Thanks for your perspective @_sean_silva.

In this RFC, I left out the parallel part of the equation and I think there are 2 avenues along which rewrites could bottom out into the strategy you mention.

The first avenue is related to fusion through gather and scatter. As we create loops and take slices, the ops become lower-dimensional and “more expressive” (see the section on expressiveness vs transformation power). I can certainly see slices of (histogram + scatter) to require rewriting to RMW operations in order to allow fusion/tiling into parallel loops. It is possible that “a scatter with a histogram region” is the one true better abstraction to target such a rewrite but I don’t think we are there yet.
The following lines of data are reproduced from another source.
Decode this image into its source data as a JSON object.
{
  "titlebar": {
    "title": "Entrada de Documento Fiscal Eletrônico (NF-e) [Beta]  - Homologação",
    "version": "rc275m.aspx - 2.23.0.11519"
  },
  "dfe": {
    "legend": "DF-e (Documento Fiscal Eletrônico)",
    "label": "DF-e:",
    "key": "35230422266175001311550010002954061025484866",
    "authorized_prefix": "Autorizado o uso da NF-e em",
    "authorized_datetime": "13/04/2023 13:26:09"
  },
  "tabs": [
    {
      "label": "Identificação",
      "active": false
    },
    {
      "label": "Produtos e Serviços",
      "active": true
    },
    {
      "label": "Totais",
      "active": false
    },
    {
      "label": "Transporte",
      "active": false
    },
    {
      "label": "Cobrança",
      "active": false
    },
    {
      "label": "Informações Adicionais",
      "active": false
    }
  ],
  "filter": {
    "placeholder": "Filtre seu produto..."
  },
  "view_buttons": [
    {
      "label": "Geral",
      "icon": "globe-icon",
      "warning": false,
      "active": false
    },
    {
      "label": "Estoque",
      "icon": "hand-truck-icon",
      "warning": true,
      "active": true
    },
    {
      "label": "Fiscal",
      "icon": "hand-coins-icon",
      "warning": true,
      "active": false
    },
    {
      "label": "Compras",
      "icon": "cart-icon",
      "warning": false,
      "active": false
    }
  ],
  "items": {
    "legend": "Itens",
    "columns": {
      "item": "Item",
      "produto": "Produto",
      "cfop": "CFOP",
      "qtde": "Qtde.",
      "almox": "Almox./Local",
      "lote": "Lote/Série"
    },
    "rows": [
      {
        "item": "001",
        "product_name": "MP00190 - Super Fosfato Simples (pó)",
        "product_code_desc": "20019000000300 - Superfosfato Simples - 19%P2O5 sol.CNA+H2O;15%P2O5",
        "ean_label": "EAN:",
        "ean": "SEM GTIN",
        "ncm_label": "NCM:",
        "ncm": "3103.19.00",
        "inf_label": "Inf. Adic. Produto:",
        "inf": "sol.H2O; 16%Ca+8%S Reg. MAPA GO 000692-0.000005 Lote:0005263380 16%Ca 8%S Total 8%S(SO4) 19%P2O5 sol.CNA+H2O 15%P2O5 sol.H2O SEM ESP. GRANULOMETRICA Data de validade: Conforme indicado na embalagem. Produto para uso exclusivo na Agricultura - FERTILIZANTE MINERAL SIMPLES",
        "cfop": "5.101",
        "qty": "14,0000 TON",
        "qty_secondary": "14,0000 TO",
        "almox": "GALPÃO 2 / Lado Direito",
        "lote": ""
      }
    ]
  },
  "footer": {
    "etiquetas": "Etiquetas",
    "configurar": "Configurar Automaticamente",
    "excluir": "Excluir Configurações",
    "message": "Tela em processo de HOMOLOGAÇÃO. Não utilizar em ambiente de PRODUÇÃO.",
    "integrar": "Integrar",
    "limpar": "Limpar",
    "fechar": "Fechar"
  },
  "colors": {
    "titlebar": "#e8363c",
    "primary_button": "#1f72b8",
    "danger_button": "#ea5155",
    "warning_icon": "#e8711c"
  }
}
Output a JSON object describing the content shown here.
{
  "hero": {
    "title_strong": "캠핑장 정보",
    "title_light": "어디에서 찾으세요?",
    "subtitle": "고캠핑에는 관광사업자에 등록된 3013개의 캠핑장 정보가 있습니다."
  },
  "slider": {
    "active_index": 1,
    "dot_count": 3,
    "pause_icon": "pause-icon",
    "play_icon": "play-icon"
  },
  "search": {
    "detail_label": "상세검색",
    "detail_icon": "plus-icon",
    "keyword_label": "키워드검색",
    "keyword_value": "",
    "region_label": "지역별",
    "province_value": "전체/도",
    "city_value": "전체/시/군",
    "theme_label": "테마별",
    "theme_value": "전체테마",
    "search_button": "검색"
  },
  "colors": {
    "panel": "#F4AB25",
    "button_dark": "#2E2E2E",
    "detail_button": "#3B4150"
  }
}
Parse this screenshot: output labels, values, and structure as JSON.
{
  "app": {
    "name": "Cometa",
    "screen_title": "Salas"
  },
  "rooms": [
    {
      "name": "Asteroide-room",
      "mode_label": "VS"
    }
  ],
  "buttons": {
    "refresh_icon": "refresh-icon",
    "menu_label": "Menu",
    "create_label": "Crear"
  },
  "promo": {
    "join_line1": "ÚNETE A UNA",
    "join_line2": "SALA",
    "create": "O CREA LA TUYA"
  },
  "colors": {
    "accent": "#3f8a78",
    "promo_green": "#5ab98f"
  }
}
A first step towards that IMO is getting the design right by getting tiling + inplace bufferization to work as well in the gather/scatter case as in the dense case.

The second avenue is that I see similarities between gather/scatter/parallel_scatter and extract_slice/insert_slice/parallel_insert slice that could generalize in a SubsetOpInterface. This similarity relates to the discussion on abstractions for parallelism and tensors and how to represent the reduction part. The reduction aspect is not solved yet (our friends on the XLA side have something similar with a reduction region that we may want to adopt) and I can see a parallel_scatter with a region that contains a histogram_compute like op as a way to represent some of this without losing information until after bufferization.

In any case, I think both these avenues are complementary to our ability to represent n-D gather / scatter that compose well with the lower-level abstractions that we already have. My take is we can reevaluate adding a region to the sequential n-D scatter op once the semantics, tiling/fusion and lowerings work well.